Gaya bertempur Abhimanyu yang elok dan gagah berani membuat para dewata di kahyangan senang melihatnya.
Udara cerah, hujan dewata atau hujan bunga menyiram bumi, angin bertiup
menebarkan keharuman yang mewangi. Pasukan Pandawa dan Kaurawa
sama-sama mengagumi kemahiran kesatria muda ini dalam bertempur. Mereka
berkata, “Dia memang pantas menjadi anak Dhananjaya. Dia pantas menerima puji-pujian!”
Tengah
hari pertempuran makin memanas. Para kesatria Kaurawa menyerang
Abhimanyu. Sedikit pun kesatria muda itu tidak gentar. Bhisma
melemparkan semua tombaknya ke arah Abhimanyu yang dengan tangkas
mengelak. Dengan tangkas pula ia membidik panji-panji Bhisma yang
berlambang pohon kelapa dan lima bintang emas. Tiang panji-panji itu
patah, tumbang ke tanah. Melihat itu, Bhimasena berteriak, “Hidup
Abhimanyu!”
Mendengar suara Bhima, Krishna membalas dengan lantang. Suaranya membuat kemenakannya merasa diberi semangat.
Bhisma
yang sangat mengagumi keberanian kesatria muda itu, hanya berperang
dengan setengah hati. Tetapi, diperintahkannya beberapa prajuritnya
mengepung Abhimanyu. Demikianlah, kesatria muda itu dikepung musuh dari
berbagai penjuru. Melihat ini, Wirata, Uttara, Dristadyumna, dan
Bhimasena segera datang membantunya, menggempur dan mengenyahkan
musuh-musuhnya .
Uttara datang dengan menunggang gajah. Ia
menyerang Salya habis-habisan, hingga kereta dan kuda Salya hancur
berantakan. Tetapi, secepat kilat Salya melemparkan lembingnya ke arah
Uttara. Lembing itu melesat cepat, tepat menembus dada Uttara. Kesatria
itu terlempar dari kudanya dan jatuh terguling-guling di tanah.
Pedangnya jatuh terpelanting dan ... Uttara tewas seketika.

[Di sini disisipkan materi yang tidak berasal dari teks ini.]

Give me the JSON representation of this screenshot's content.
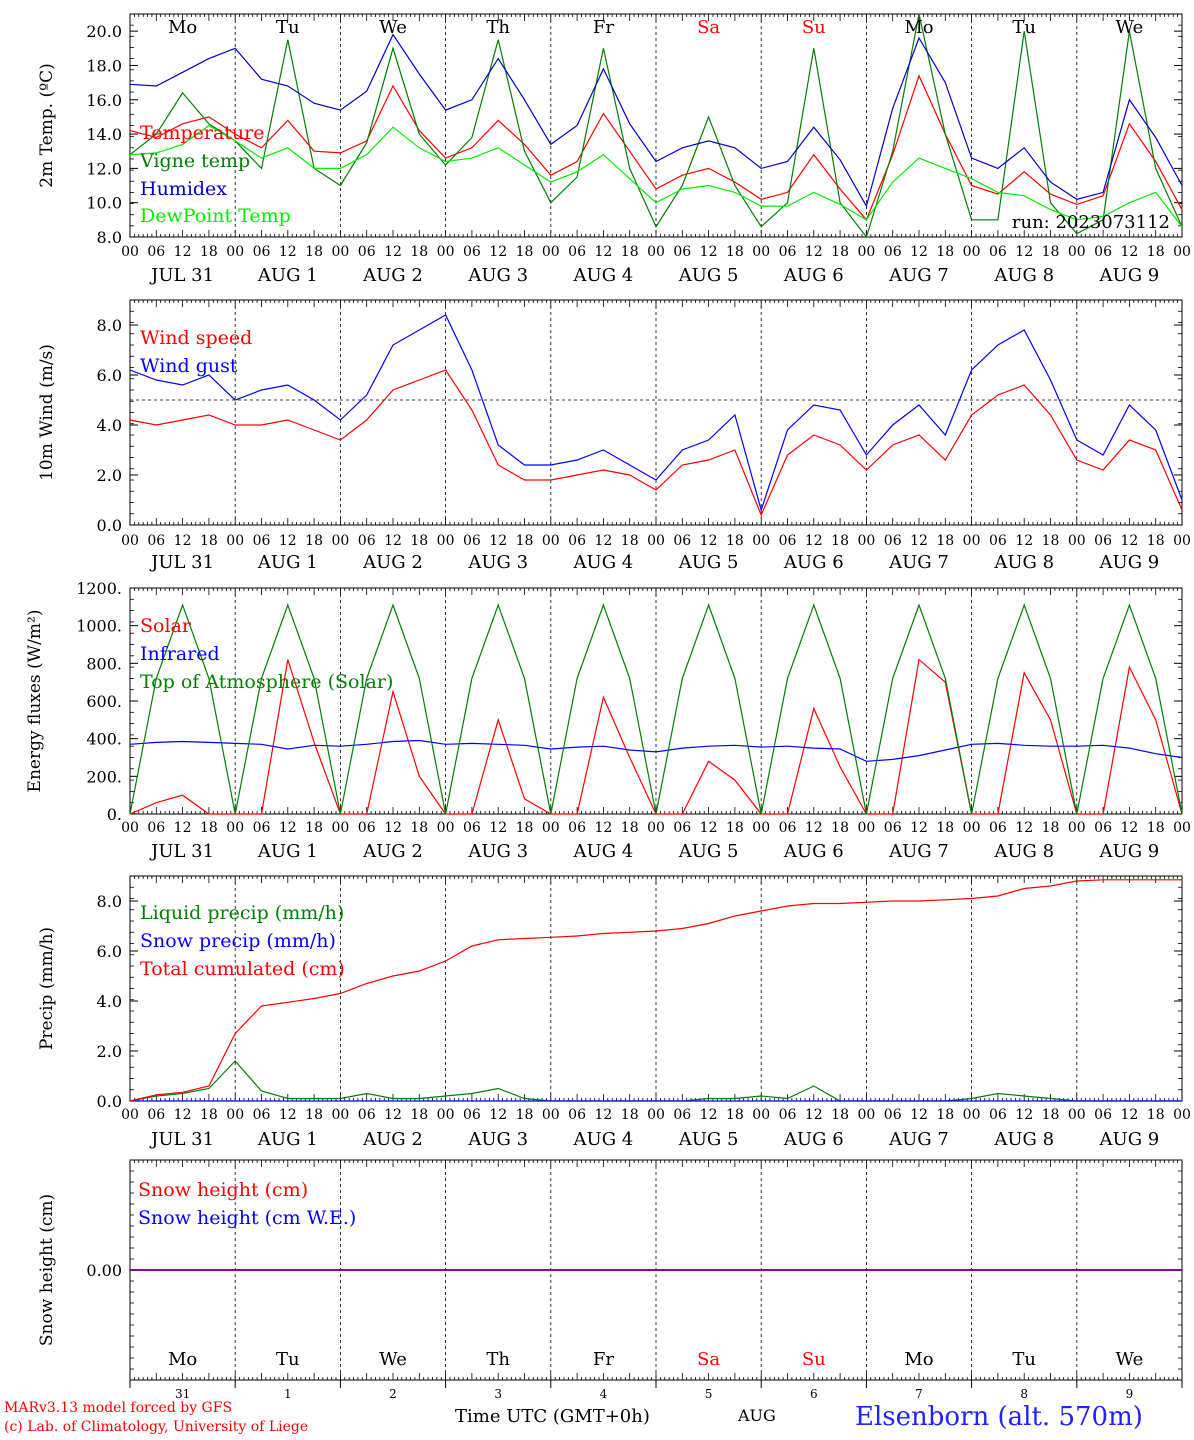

Gajah tunggangannya langsung mengamuk menyerang Salya. Cepat-cepat Raja
Salya naik ke kereta Kritawarma lalu memanah gajah Uttara beberapa
kali. Akhirnya, belalai gajah itu putus dan sang gajah rubuh... mati di
medan perang bersama tuannya .
Sweta melihat
bagaimana Salya membunuh Uttara, saudaranya yang lebih muda. Amarahnya
langsung meledak. Ia memacu keretanya sekencang angin, ke arah Salya.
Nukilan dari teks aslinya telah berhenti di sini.